When I moved in the grass was pretty close to the picture in the meme. I liked it at first but then I realized how expensive it was going to be to upkeep and how bad it is for the local ecosystem. I have successfully undone most of that work literally just by planting clover and not mowing down to the bone.

astraeus,
@astraeus@programming.dev avatar

If only everyone realized that grass is just a weed and not worth the maintenance and effort we put into it, it’s sad how ubiquitous it is in some places

Gormadt,
@Gormadt@lemmy.blahaj.zone avatar

And a lot of the times the grasses planted in the US is an invasive species

Gorvin,

I prefer a garden full of grown weeds than a clean grass cutted one. If a weed can grow and prosper without me watering it once a day, I think they deserve the right to be there more than anything my father ever planted on his yard that would die without getting water for 3 days or too much rain water.

mrchuckles,

uhhhh most weeds provide almost zero food for pollinators. literally just as bad as grass.

Unaware7013,

Agreed, except thistle plants can go fuck themselves. I rip those out at least once a month and they keep coming back and crowding out the plants I want.

mrchuckles,

ironically one of the better weeds for pollinators

Unaware7013,

That figures... I'll be working to overseed clover next year, so that should help make up for it.

kbotc,

Are you actually growing native plants or do you just not care that you’re growing a massive amount of invasive on what we would call marginal lands?

MedicPigBabySaver,

Weak

EmperorHenry,
@EmperorHenry@discuss.tchncs.de avatar

I have flowery bushes in my yard. and several of my neighbors planted flowers too.

quams69,

Bold to assume we own yards

salton, (edited )

You could have some potted plants that have simple flowers that polonaters like unlike the really ornate ones.

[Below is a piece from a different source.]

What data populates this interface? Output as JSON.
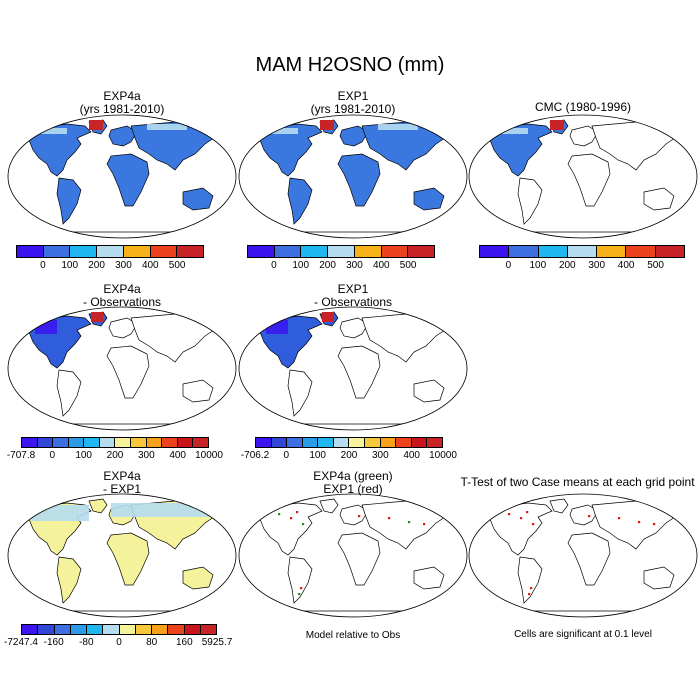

A couple times a year I try to start new patches of native milk weed on random segments of land along the roadside.

MoodyRaincloud,

Your yard in your summer residence then. Jeez

UlyssesT,

Few symptoms of old fashioned boomer-standard death cult mentality are as insidious and understated as the obsession with inch-high fuzzy green obedience rectangles and their hatred of viable ecosystems.

30p87,

It looked like that for exactly one summer. Not it’s mixed again. And the lower half of the property is literal wilderness anyway. A mother deer with two fawns likes it a lot. The other plots are also completely mixed, and so large that we just have sheep on there to avoid mowing. Bonus: They’re tame, fluffy, cuddly and warm.